The strengths of this meta-analysis include the comprehensive and reproducible search of the major databases and thoroughly assessment of the effects of diabetes on risk of developing PD based on high quality population-based cohort studies. Compared with the recently published meta-analysis by Lu et al[8] involving case–control studies, this study had a much larger sample size (the largest ever published on this topic) and mainly included high quality population-based cohort studies (6 of 7 with an NOS score of 8 or 9), a sample size of more than 1,761,000 provided the most powerful and comprehensive synthesis of the evidence so far concerning the association between the preexisting DM and risk of PD. Moreover, stratified analyses on the study characteristics were conducted across studies, and generally consistent result was obtained, despite the existence of heterogeneity to some degree. Finally, we formally assessed and rated the study quality or risk of bias for all the included studies using a commonly used scale for cohort studies, and some other approaches, such as trim and fill method, were applied to assess the publication bias.

Several potential limitations should also be addressed. First, there were relatively small number of published studies available for pooling. Therefore, limited subgroup analyses could be conducted to explore possible reasons for heterogeneity for the insufficient power to detect heterogeneity when fewer studies were involved in the analysis.

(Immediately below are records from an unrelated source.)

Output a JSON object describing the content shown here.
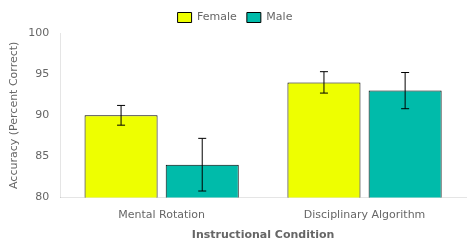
{
  "chart_data": {
    "type": "bar",
    "categories": [
      "Mental Rotation",
      "Disciplinary Algorithm"
    ],
    "series": [
      {
        "name": "Female",
        "color": "#EEFF00",
        "values": [
          90.0,
          94.0
        ],
        "errors": [
          1.2,
          1.3
        ]
      },
      {
        "name": "Male",
        "color": "#00BBAA",
        "values": [
          84.0,
          93.0
        ],
        "errors": [
          3.2,
          2.2
        ]
      }
    ],
    "xlabel": "Instructional Condition",
    "ylabel": "Accuracy (Percent Correct)",
    "ylim": [
      80,
      100
    ],
    "yticks": [
      80,
      85,
      90,
      95,
      100
    ],
    "grid": false,
    "legend": "top"
  }
}
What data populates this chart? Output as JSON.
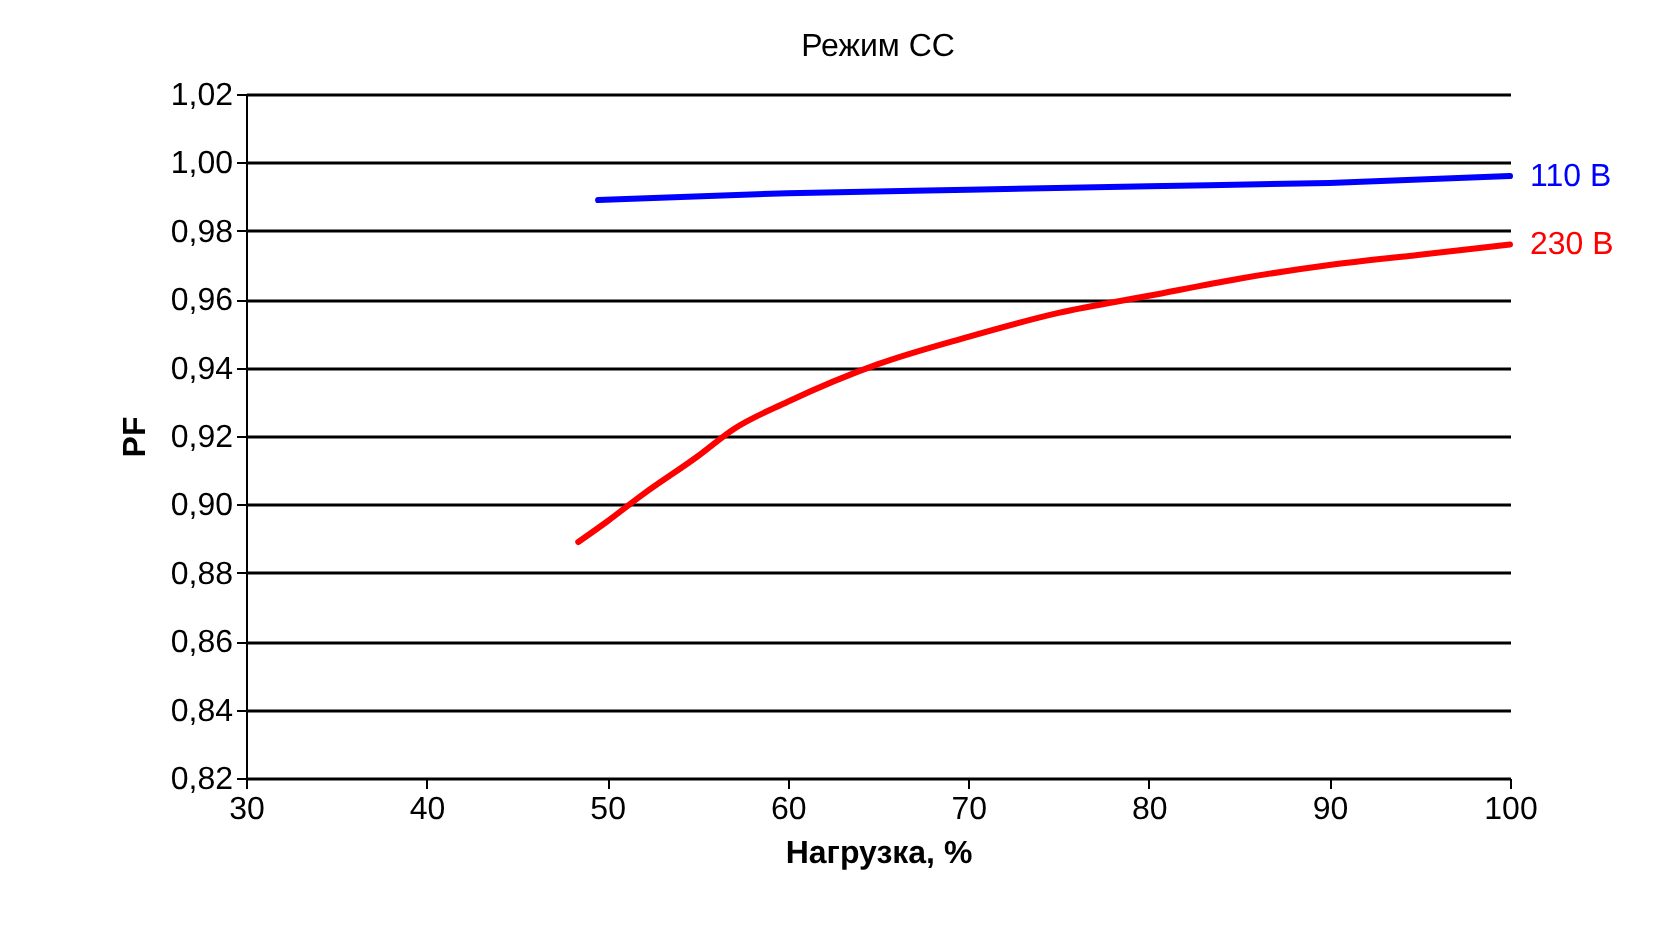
{
  "chart_data": {
    "type": "line",
    "title": "Режим СС",
    "xlabel": "Нагрузка, %",
    "ylabel": "PF",
    "xlim": [
      30,
      100
    ],
    "xticks": [
      30,
      40,
      50,
      60,
      70,
      80,
      90,
      100
    ],
    "ylim": [
      0.82,
      1.02
    ],
    "yticks": [
      {
        "value": 0.82,
        "label": "0,82"
      },
      {
        "value": 0.84,
        "label": "0,84"
      },
      {
        "value": 0.86,
        "label": "0,86"
      },
      {
        "value": 0.88,
        "label": "0,88"
      },
      {
        "value": 0.9,
        "label": "0,90"
      },
      {
        "value": 0.92,
        "label": "0,92"
      },
      {
        "value": 0.94,
        "label": "0,94"
      },
      {
        "value": 0.96,
        "label": "0,96"
      },
      {
        "value": 0.98,
        "label": "0,98"
      },
      {
        "value": 1.0,
        "label": "1,00"
      },
      {
        "value": 1.02,
        "label": "1,02"
      }
    ],
    "grid": "y",
    "legend": false,
    "marker": "none",
    "line_style": "solid",
    "series": [
      {
        "name": "110 В",
        "color": "#0000ff",
        "x": [
          49.5,
          60,
          70,
          80,
          90,
          100
        ],
        "values": [
          0.989,
          0.991,
          0.992,
          0.993,
          0.994,
          0.996
        ]
      },
      {
        "name": "230 В",
        "color": "#ff0000",
        "x": [
          48.4,
          50,
          52,
          55,
          57,
          60,
          65,
          70,
          75,
          80,
          85,
          90,
          95,
          100
        ],
        "values": [
          0.889,
          0.895,
          0.903,
          0.914,
          0.922,
          0.93,
          0.941,
          0.949,
          0.956,
          0.961,
          0.966,
          0.97,
          0.973,
          0.976
        ]
      }
    ]
  }
}
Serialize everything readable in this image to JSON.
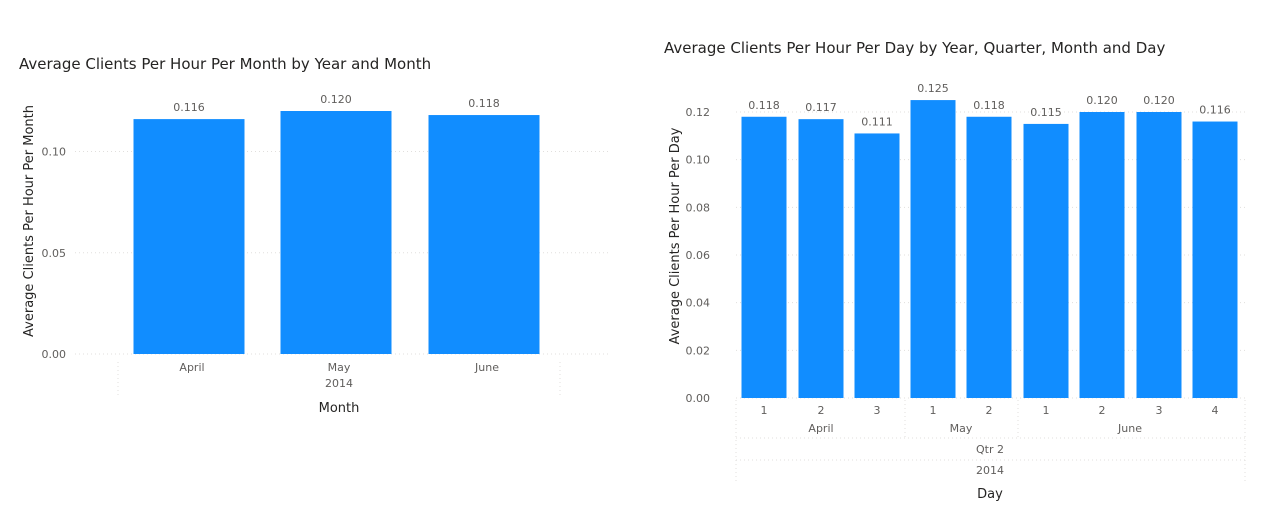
{
  "colors": {
    "bar": "#118dff"
  },
  "chart_data": [
    {
      "type": "bar",
      "title": "Average Clients Per Hour Per Month by Year and Month",
      "xlabel": "Month",
      "ylabel": "Average Clients Per Hour Per Month",
      "ylim": [
        0,
        0.12
      ],
      "yticks": [
        "0.00",
        "0.05",
        "0.10"
      ],
      "categories": [
        "April",
        "May",
        "June"
      ],
      "group_labels": [
        "2014"
      ],
      "values": [
        0.116,
        0.12,
        0.118
      ],
      "data_labels": [
        "0.116",
        "0.120",
        "0.118"
      ],
      "grid": true
    },
    {
      "type": "bar",
      "title": "Average Clients Per Hour Per Day by Year, Quarter, Month and Day",
      "xlabel": "Day",
      "ylabel": "Average Clients Per Hour Per Day",
      "ylim": [
        0,
        0.125
      ],
      "yticks": [
        "0.00",
        "0.02",
        "0.04",
        "0.06",
        "0.08",
        "0.10",
        "0.12"
      ],
      "categories": [
        "1",
        "2",
        "3",
        "1",
        "2",
        "1",
        "2",
        "3",
        "4"
      ],
      "months": [
        "April",
        "May",
        "June"
      ],
      "quarter": "Qtr 2",
      "year": "2014",
      "values": [
        0.118,
        0.117,
        0.111,
        0.125,
        0.118,
        0.115,
        0.12,
        0.12,
        0.116
      ],
      "data_labels": [
        "0.118",
        "0.117",
        "0.111",
        "0.125",
        "0.118",
        "0.115",
        "0.120",
        "0.120",
        "0.116"
      ],
      "grid": true
    }
  ]
}
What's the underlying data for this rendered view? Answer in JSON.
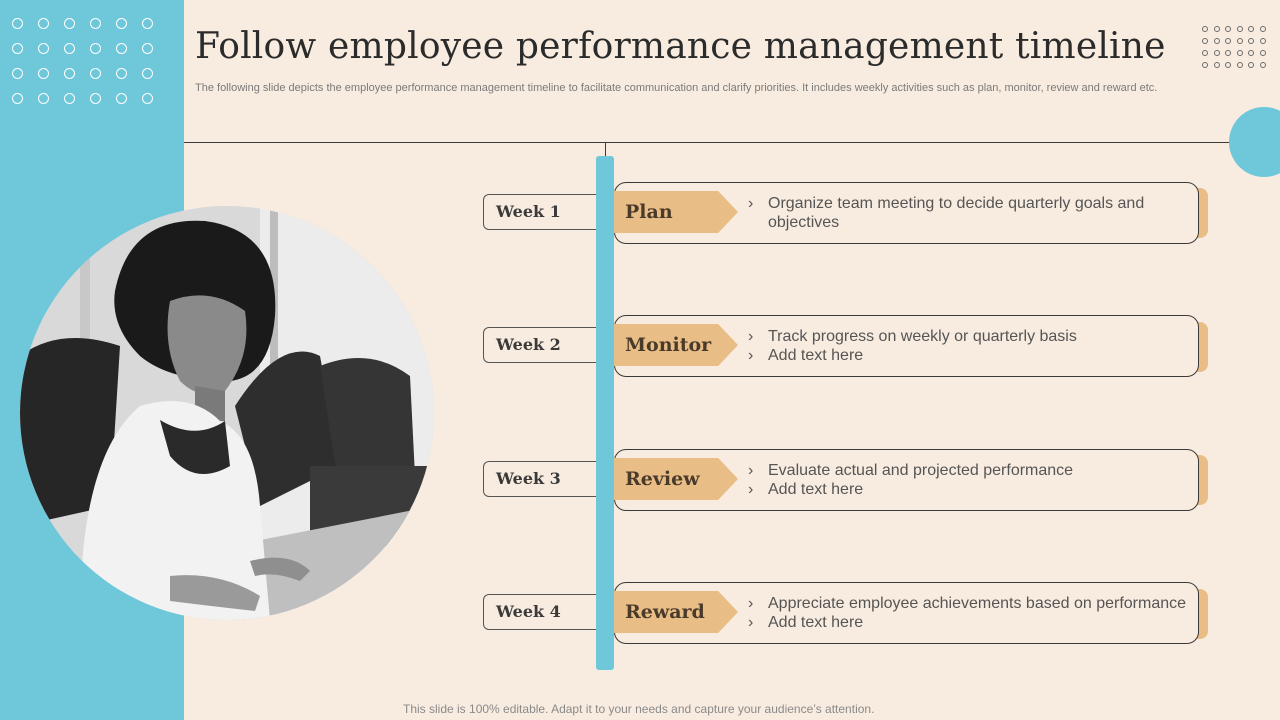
{
  "title": "Follow employee performance management timeline",
  "subtitle": "The following slide depicts the employee performance management timeline to facilitate communication and clarify priorities. It includes weekly activities such as plan, monitor, review and reward etc.",
  "footer": "This slide is 100% editable. Adapt it to your needs and capture your audience’s attention.",
  "colors": {
    "accent_blue": "#6fc8da",
    "tag_tan": "#e9bd86",
    "background": "#f8ece0"
  },
  "photo": {
    "icon": "person-at-desk-photo"
  },
  "timeline": [
    {
      "week": "Week 1",
      "phase": "Plan",
      "bullets": [
        "Organize team meeting to decide quarterly goals and objectives"
      ]
    },
    {
      "week": "Week 2",
      "phase": "Monitor",
      "bullets": [
        "Track progress on weekly or quarterly basis",
        "Add text here"
      ]
    },
    {
      "week": "Week 3",
      "phase": "Review",
      "bullets": [
        "Evaluate actual and projected performance",
        "Add text here"
      ]
    },
    {
      "week": "Week 4",
      "phase": "Reward",
      "bullets": [
        "Appreciate employee achievements based on performance",
        "Add text here"
      ]
    }
  ]
}
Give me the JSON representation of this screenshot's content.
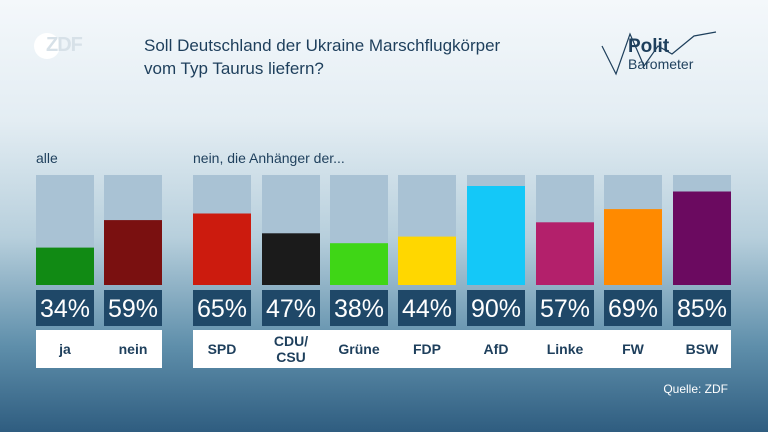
{
  "header": {
    "logo_text": "ZDF",
    "title_line1": "Soll Deutschland der Ukraine Marschflugkörper",
    "title_line2": "vom Typ Taurus liefern?",
    "brand_line1": "Polit",
    "brand_line2": "Barometer"
  },
  "groups": {
    "all_label": "alle",
    "party_label": "nein, die Anhänger der..."
  },
  "source": "Quelle: ZDF",
  "chart_data": {
    "type": "bar",
    "unit": "%",
    "ylim": [
      0,
      100
    ],
    "categories": [
      "ja",
      "nein",
      "SPD",
      "CDU/\nCSU",
      "Grüne",
      "FDP",
      "AfD",
      "Linke",
      "FW",
      "BSW"
    ],
    "values": [
      34,
      59,
      65,
      47,
      38,
      44,
      90,
      57,
      69,
      85
    ],
    "value_labels": [
      "34%",
      "59%",
      "65%",
      "47%",
      "38%",
      "44%",
      "90%",
      "57%",
      "69%",
      "85%"
    ],
    "colors": [
      "#118a14",
      "#7a1010",
      "#cc1b0e",
      "#1b1b1b",
      "#3fd616",
      "#ffd700",
      "#14c8f8",
      "#b3206b",
      "#ff8a00",
      "#6b0a60"
    ],
    "track_color": "#a9c2d4",
    "value_box_color": "#1f4868"
  }
}
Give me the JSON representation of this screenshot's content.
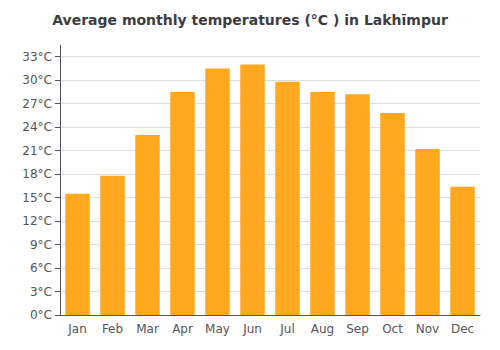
{
  "chart_data": {
    "type": "bar",
    "title": "Average monthly temperatures (°C ) in Lakhīmpur",
    "categories": [
      "Jan",
      "Feb",
      "Mar",
      "Apr",
      "May",
      "Jun",
      "Jul",
      "Aug",
      "Sep",
      "Oct",
      "Nov",
      "Dec"
    ],
    "values": [
      15.5,
      17.8,
      23.0,
      28.5,
      31.5,
      32.0,
      29.8,
      28.5,
      28.2,
      25.8,
      21.2,
      16.4
    ],
    "color": "#FFA820",
    "ylim": [
      0,
      34.5
    ],
    "yticks": [
      {
        "value": 0,
        "label": "0°C"
      },
      {
        "value": 3,
        "label": "3°C"
      },
      {
        "value": 6,
        "label": "6°C"
      },
      {
        "value": 9,
        "label": "9°C"
      },
      {
        "value": 12,
        "label": "12°C"
      },
      {
        "value": 15,
        "label": "15°C"
      },
      {
        "value": 18,
        "label": "18°C"
      },
      {
        "value": 21,
        "label": "21°C"
      },
      {
        "value": 24,
        "label": "24°C"
      },
      {
        "value": 27,
        "label": "27°C"
      },
      {
        "value": 30,
        "label": "30°C"
      },
      {
        "value": 33,
        "label": "33°C"
      }
    ],
    "grid": true
  }
}
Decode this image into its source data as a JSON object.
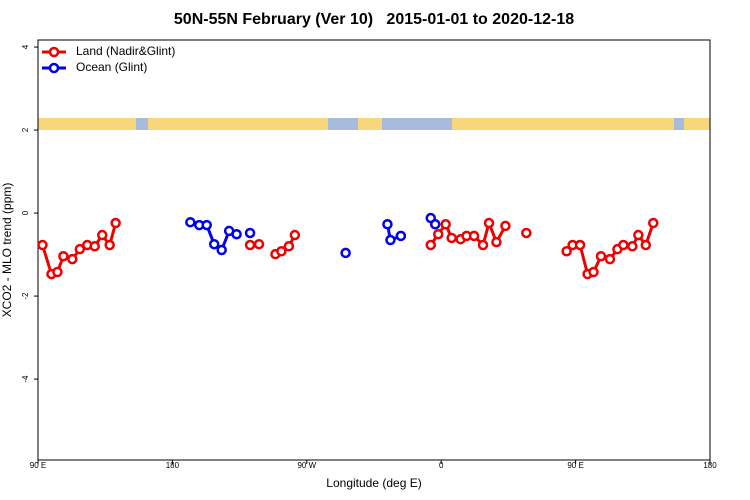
{
  "chart_data": {
    "type": "line",
    "title": "50N-55N February (Ver 10)   2015-01-01 to 2020-12-18",
    "x_label": "Longitude (deg E)",
    "y_label": "XCO2 - MLO trend (ppm)",
    "xlim": [
      90,
      540
    ],
    "xticks": [
      {
        "value": 90,
        "label": "90 E"
      },
      {
        "value": 180,
        "label": "180"
      },
      {
        "value": 270,
        "label": "90 W"
      },
      {
        "value": 360,
        "label": "0"
      },
      {
        "value": 450,
        "label": "90 E"
      },
      {
        "value": 540,
        "label": "180"
      }
    ],
    "ylim": [
      -5.95,
      4.17
    ],
    "yticks": [
      -4,
      -2,
      0,
      2,
      4
    ],
    "legend": "topleft",
    "series": [
      {
        "name": "Land (Nadir&Glint)",
        "color": "#ee0000",
        "x": [
          93,
          99,
          103,
          107,
          113,
          118,
          123,
          128,
          133,
          138,
          142,
          null,
          232,
          238,
          null,
          249,
          253,
          258,
          262,
          null,
          353,
          358,
          363,
          367,
          373,
          377,
          382,
          388,
          392,
          397,
          403,
          null,
          417,
          null,
          444,
          448,
          453,
          458,
          462,
          467,
          473,
          478,
          482,
          488,
          492,
          497,
          502
        ],
        "values": [
          -0.77,
          -1.47,
          -1.42,
          -1.04,
          -1.11,
          -0.87,
          -0.77,
          -0.8,
          -0.53,
          -0.77,
          -0.24,
          null,
          -0.77,
          -0.75,
          null,
          -0.99,
          -0.92,
          -0.8,
          -0.53,
          null,
          -0.77,
          -0.51,
          -0.27,
          -0.6,
          -0.63,
          -0.55,
          -0.55,
          -0.77,
          -0.24,
          -0.7,
          -0.31,
          null,
          -0.48,
          null,
          -0.92,
          -0.77,
          -0.77,
          -1.47,
          -1.42,
          -1.04,
          -1.11,
          -0.87,
          -0.77,
          -0.8,
          -0.53,
          -0.77,
          -0.24
        ]
      },
      {
        "name": "Ocean (Glint)",
        "color": "#0000ee",
        "x": [
          192,
          198,
          203,
          208,
          213,
          218,
          223,
          null,
          232,
          null,
          296,
          null,
          324,
          326,
          333,
          null,
          353,
          356
        ],
        "values": [
          -0.22,
          -0.29,
          -0.29,
          -0.75,
          -0.89,
          -0.43,
          -0.51,
          null,
          -0.48,
          null,
          -0.96,
          null,
          -0.27,
          -0.65,
          -0.55,
          null,
          -0.12,
          -0.27
        ]
      }
    ]
  }
}
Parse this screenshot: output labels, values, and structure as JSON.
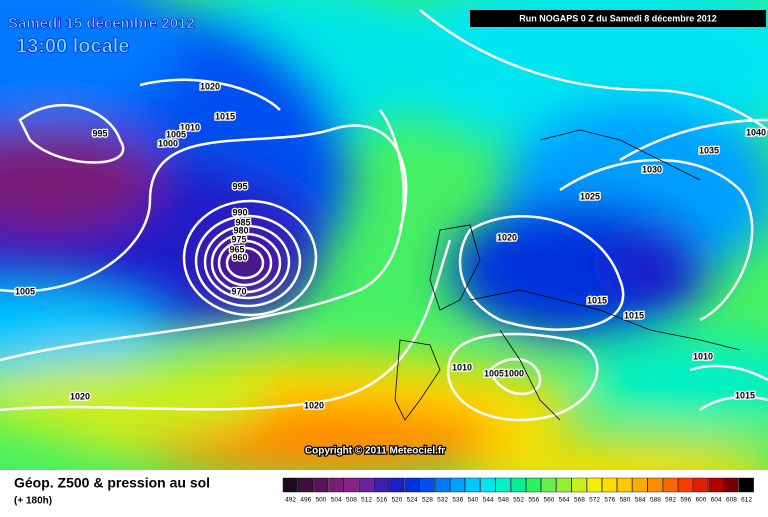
{
  "header": {
    "title": "Samedi 15 décembre 2012",
    "subtitle": "13:00 locale",
    "run": "Run NOGAPS 0 Z du Samedi 8 décembre 2012"
  },
  "copyright": "Copyright © 2011 Meteociel.fr",
  "legend": {
    "title": "Géop. Z500 & pression au sol",
    "lead": "(+ 180h)",
    "values": [
      492,
      496,
      500,
      504,
      508,
      512,
      516,
      520,
      524,
      528,
      532,
      536,
      540,
      544,
      548,
      552,
      556,
      560,
      564,
      568,
      572,
      576,
      580,
      584,
      588,
      592,
      596,
      600,
      604,
      608,
      612
    ],
    "colors": [
      "#1e0a1e",
      "#3c0f3c",
      "#5a145a",
      "#781e78",
      "#8c1e8c",
      "#6e1ea0",
      "#3c1eb4",
      "#1e1ec8",
      "#0032dc",
      "#0050f0",
      "#0078ff",
      "#00a0ff",
      "#00c8ff",
      "#00e6f0",
      "#00f0c8",
      "#00f096",
      "#32f064",
      "#64f046",
      "#96f032",
      "#c8f01e",
      "#f0f000",
      "#ffdc00",
      "#ffc800",
      "#ffaa00",
      "#ff8c00",
      "#ff6400",
      "#ff3c00",
      "#e61e00",
      "#b40000",
      "#780000",
      "#000000"
    ]
  },
  "isobars": [
    "1020",
    "1015",
    "1010",
    "1005",
    "1000",
    "995",
    "995",
    "990",
    "985",
    "980",
    "975",
    "965",
    "960",
    "970",
    "1005",
    "1020",
    "1020",
    "1020",
    "1025",
    "1030",
    "1035",
    "1040",
    "1015",
    "1015",
    "1010",
    "1010",
    "1005",
    "1000",
    "1015"
  ]
}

Due to the unavailability of the information in some included studies such as the identification of cases of Parkinsonism or vascular type, not idiopathic PD, sensitivity analyses could not be fully performed and identification bias did exist. Second, as the inherent limitations of observational studies, there was probability of publication bias. Although we scrutinized several major sources to search for all potential relevant studies to minimize publication bias, unpublished gray literature was not included, which might result in the possibility of missing some unpublished data with negative results. However, we applied the trim and filled method to detect this bias and the result was consistent with the original analysis, still showing significant evidence on the relationship between preexsisting DM and risk of developing PD. Additionally, differences in the baseline characteristics of each study could also account for the interstudy heterogeneity. The summary results only show variations among the included studies rather than among individual patient. For example, we had no detailed data concerning the DM duration of each patient and the medication history for diabetes. Thus, more detailed meta-analysis could only be conducted if individual patient data could be obtained.

In conclusion, with this meta-analysis, we have attempted to clarify the association between preexisting diabetes and risk of developing PD. We found that compared with nondiabetic individuals, those with diabetes appear to have a significant high incidence of PD. In view of the interstudy heterogeneity, we advocate large-scale prospective studies to elucidate the robutness of the association. Besides, further biological studies should be conducted to demonstrate the potential mechanisms.